As well as, the company’s plan seeks to decrease the oblique apply expense funds for providers carried out in hospital amenities, arguing that suppliers in these settings face decrease overhead prices than office-based practices. This alteration would scale back reimbursement for a lot of facility-based providers whereas barely boosting funds for care delivered in doctor workplaces.
CMS’ deadline for healthcare organizations to submit their feedback was September 12.
In its letter, the Medical Group Administration Affiliation (MGMA) voiced sturdy opposition to the fee charges included within the proposal. Whereas the group appreciates that CMS is proposing to extend the 2 newly launched conversion elements, “this doesn’t treatment earlier cuts that doctor teams have needed to take in because of flawed coverage, nor does it deal with potential future cuts because of funds neutrality,” MGMA wrote.
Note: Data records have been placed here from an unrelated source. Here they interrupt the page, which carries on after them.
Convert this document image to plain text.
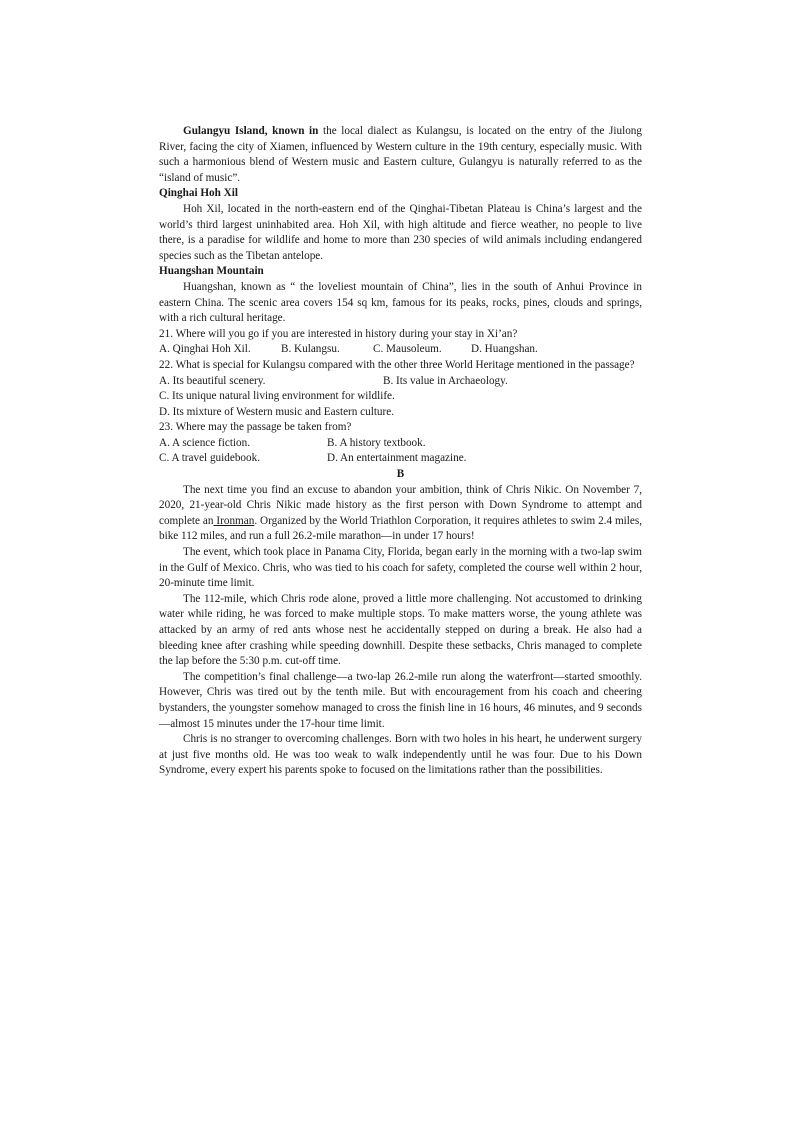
Gulangyu Island, known in the local dialect as Kulangsu, is located on the entry of the Jiulong River, facing the city of Xiamen, influenced by Western culture in the 19th century, especially music. With such a harmonious blend of Western music and Eastern culture, Gulangyu is naturally referred to as the “island of music”.

Qinghai Hoh Xil

Hoh Xil, located in the north-eastern end of the Qinghai-Tibetan Plateau is China’s largest and the world’s third largest uninhabited area. Hoh Xil, with high altitude and fierce weather, no people to live there, is a paradise for wildlife and home to more than 230 species of wild animals including endangered species such as the Tibetan antelope.

Huangshan Mountain

Huangshan, known as “ the loveliest mountain of China”, lies in the south of Anhui Province in eastern China. The scenic area covers 154 sq km, famous for its peaks, rocks, pines, clouds and springs, with a rich cultural heritage.

21. Where will you go if you are interested in history during your stay in Xi’an?

A. Qinghai Hoh Xil.	B. Kulangsu.	C. Mausoleum.	D. Huangshan.

22. What is special for Kulangsu compared with the other three World Heritage mentioned in the passage?

A. Its beautiful scenery.	B. Its value in Archaeology.

C. Its unique natural living environment for wildlife.

D. Its mixture of Western music and Eastern culture.

23. Where may the passage be taken from?

A. A science fiction.	B. A history textbook.
C. A travel guidebook.	D. An entertainment magazine.

B

The next time you find an excuse to abandon your ambition, think of Chris Nikic. On November 7, 2020, 21-year-old Chris Nikic made history as the first person with Down Syndrome to attempt and complete an Ironman. Organized by the World Triathlon Corporation, it requires athletes to swim 2.4 miles, bike 112 miles, and run a full 26.2-mile marathon—in under 17 hours!

The event, which took place in Panama City, Florida, began early in the morning with a two-lap swim in the Gulf of Mexico. Chris, who was tied to his coach for safety, completed the course well within 2 hour, 20-minute time limit.

The 112-mile, which Chris rode alone, proved a little more challenging. Not accustomed to drinking water while riding, he was forced to make multiple stops. To make matters worse, the young athlete was attacked by an army of red ants whose nest he accidentally stepped on during a break. He also had a bleeding knee after crashing while speeding downhill. Despite these setbacks, Chris managed to complete the lap before the 5:30 p.m. cut-off time.

The competition’s final challenge—a two-lap 26.2-mile run along the waterfront—started smoothly. However, Chris was tired out by the tenth mile. But with encouragement from his coach and cheering bystanders, the youngster somehow managed to cross the finish line in 16 hours, 46 minutes, and 9 seconds—almost 15 minutes under the 17-hour time limit.

Chris is no stranger to overcoming challenges. Born with two holes in his heart, he underwent surgery at just five months old. He was too weak to walk independently until he was four. Due to his Down Syndrome, every expert his parents spoke to focused on the limitations rather than the possibilities.
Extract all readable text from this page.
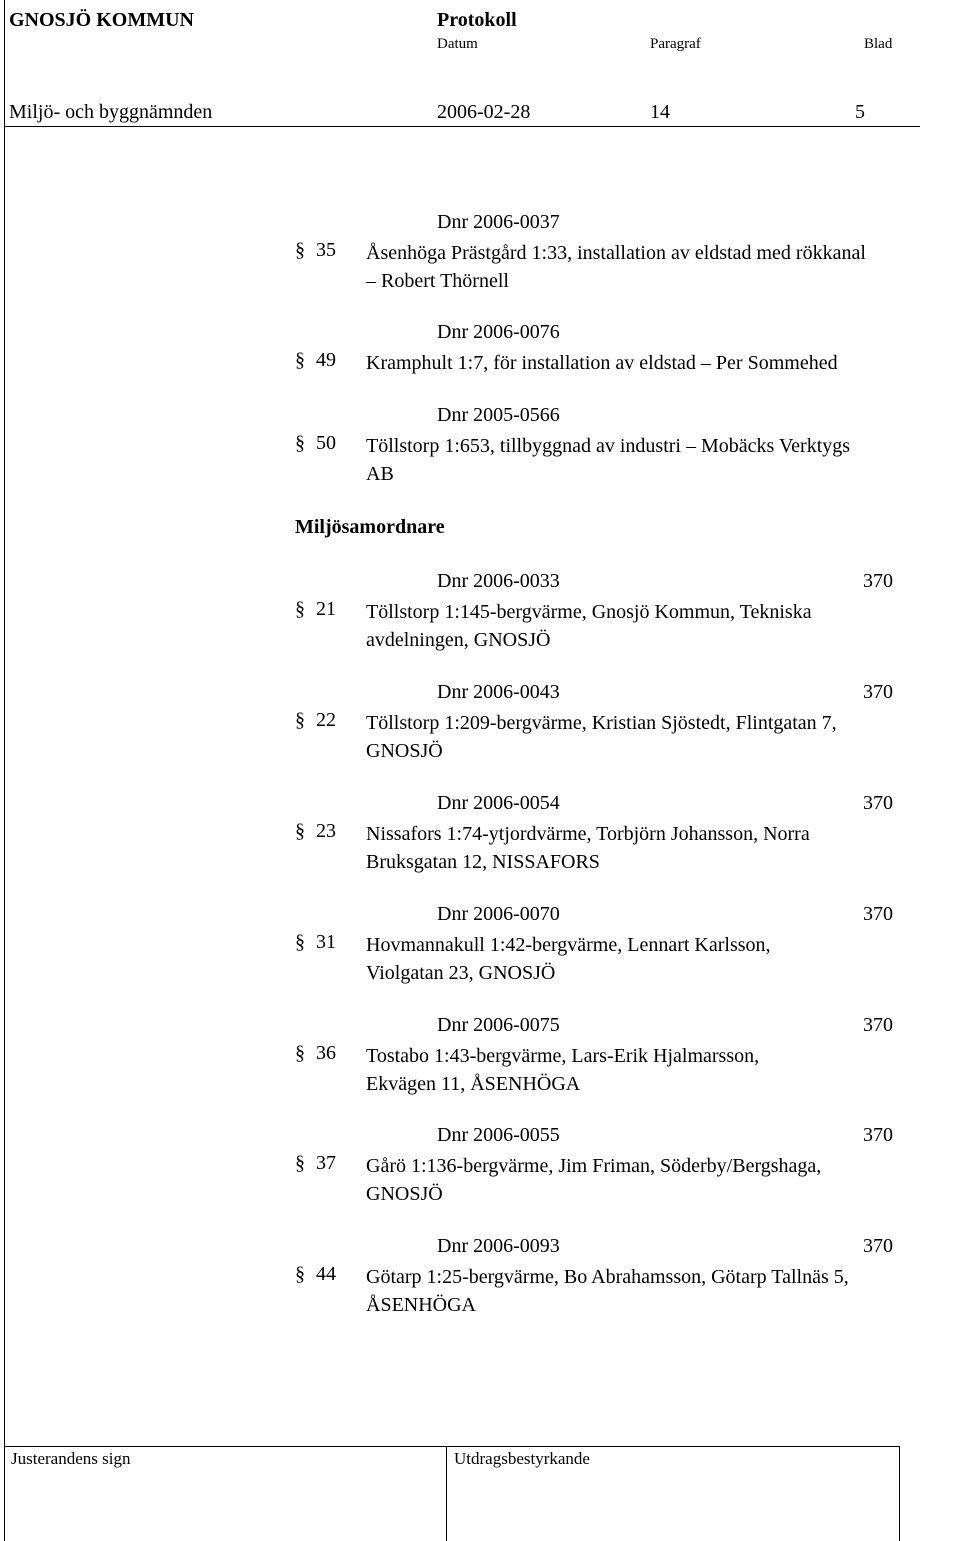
GNOSJÖ KOMMUN	Protokoll
Datum	Paragraf	Blad
Miljö- och byggnämnden	2006-02-28	14	5
Dnr 2006-0037
§ 35 Åsenhöga Prästgård 1:33, installation av eldstad med rökkanal
– Robert Thörnell
Dnr 2006-0076
§ 49 Kramphult 1:7, för installation av eldstad – Per Sommehed
Dnr 2005-0566
§ 50 Töllstorp 1:653, tillbyggnad av industri – Mobäcks Verktygs
AB
Miljösamordnare
Dnr 2006-0033	370
§ 21 Töllstorp 1:145-bergvärme, Gnosjö Kommun, Tekniska
avdelningen, GNOSJÖ
Dnr 2006-0043	370
§ 22 Töllstorp 1:209-bergvärme, Kristian Sjöstedt, Flintgatan 7,
GNOSJÖ
Dnr 2006-0054	370
§ 23 Nissafors 1:74-ytjordvärme, Torbjörn Johansson, Norra
Bruksgatan 12, NISSAFORS
Dnr 2006-0070	370
§ 31 Hovmannakull 1:42-bergvärme, Lennart Karlsson,
Violgatan 23, GNOSJÖ
Dnr 2006-0075	370
§ 36 Tostabo 1:43-bergvärme, Lars-Erik Hjalmarsson,
Ekvägen 11, ÅSENHÖGA
Dnr 2006-0055	370
§ 37 Gårö 1:136-bergvärme, Jim Friman, Söderby/Bergshaga,
GNOSJÖ
Dnr 2006-0093	370
§ 44 Götarp 1:25-bergvärme, Bo Abrahamsson, Götarp Tallnäs 5,
ÅSENHÖGA
Justerandens sign	Utdragsbestyrkande
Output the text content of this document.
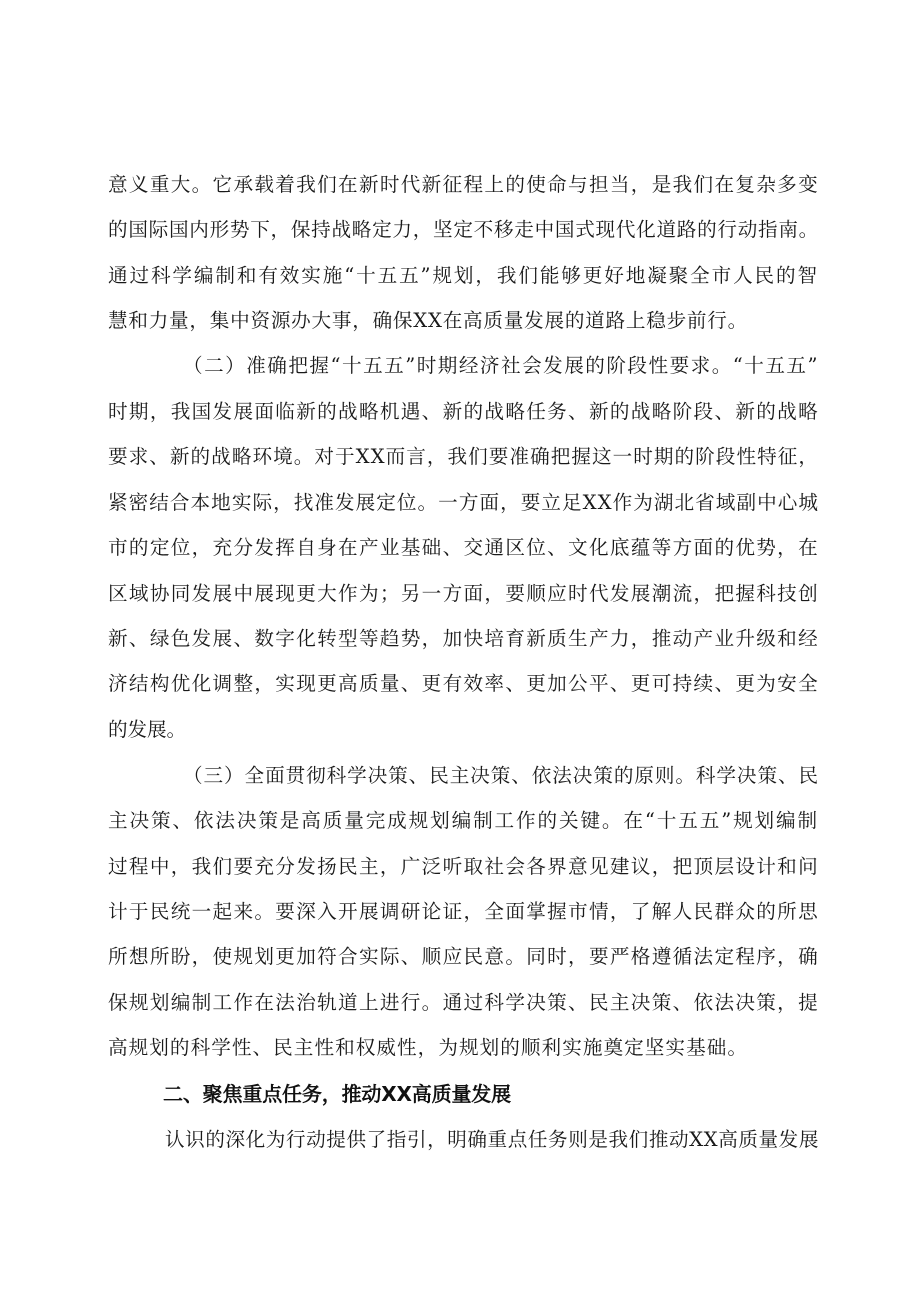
意义重大。它承载着我们在新时代新征程上的使命与担当，是我们在复杂多变
的国际国内形势下，保持战略定力，坚定不移走中国式现代化道路的行动指南。
通过科学编制和有效实施“十五五”规划，我们能够更好地凝聚全市人民的智
慧和力量，集中资源办大事，确保XX在高质量发展的道路上稳步前行。
（二）准确把握“十五五”时期经济社会发展的阶段性要求。“十五五”
时期，我国发展面临新的战略机遇、新的战略任务、新的战略阶段、新的战略
要求、新的战略环境。对于XX而言，我们要准确把握这一时期的阶段性特征，
紧密结合本地实际，找准发展定位。一方面，要立足XX作为湖北省域副中心城
市的定位，充分发挥自身在产业基础、交通区位、文化底蕴等方面的优势，在
区域协同发展中展现更大作为；另一方面，要顺应时代发展潮流，把握科技创
新、绿色发展、数字化转型等趋势，加快培育新质生产力，推动产业升级和经
济结构优化调整，实现更高质量、更有效率、更加公平、更可持续、更为安全
的发展。
（三）全面贯彻科学决策、民主决策、依法决策的原则。科学决策、民
主决策、依法决策是高质量完成规划编制工作的关键。在“十五五”规划编制
过程中，我们要充分发扬民主，广泛听取社会各界意见建议，把顶层设计和问
计于民统一起来。要深入开展调研论证，全面掌握市情，了解人民群众的所思
所想所盼，使规划更加符合实际、顺应民意。同时，要严格遵循法定程序，确
保规划编制工作在法治轨道上进行。通过科学决策、民主决策、依法决策，提
高规划的科学性、民主性和权威性，为规划的顺利实施奠定坚实基础。
二、聚焦重点任务，推动XX高质量发展
认识的深化为行动提供了指引，明确重点任务则是我们推动XX高质量发展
The group additionally pushed again on the effectivity adjustment to wRVUs and the cuts to oblique apply bills, saying each adjustments would unfairly penalize suppliers and speed up consolidation.
One other trade group — the Nationwide Affiliation of ACOs (NAACOS) — criticized CMS’ plan to mandate participation in its ambulatory specialty mannequin, which is a value-based care program geared toward integrating specialists into Medicare fee fashions for situations like coronary heart failure and again ache.
In its proposal, CMS stated participation can be necessary, with specialists’ funds tied to efficiency and affected person outcomes, overlapping with different applications just like the Medicare Shared Financial savings Program (MSSP).
“Requiring specialists in an ACO to take part will exponentially enhance administrative burden, create duplicative reporting necessities, and extra importantly, unintentionally discourage specialists from remaining in and becoming a member of superior APM preparations. At a minimal, suppliers which have certified supplier/partial certified supplier standing must be excluded from the mannequin or allowed to voluntarily opt-in to [the ambulatory specialty model],” NAACOS wrote in its letter.
Along with structural and fee considerations, healthcare teams are urgent CMS to make higher use of knowledge.
Premier referred to as on the company to make the most of knowledge from performance-based contracting preparations to raised inform protection and reimbursement selections for brand spanking new digital well being instruments.
“Premier encourages CMS to have interaction with SaaS distributors and supplier finish customers who’re already amassing and evaluating proof of the device’s impression on high quality enchancment and price effectiveness,” the corporate wrote.
Healthcare stakeholders will now wait to see how the company responds to those feedback and whether or not the ultimate rule will deal with the considerations they raised.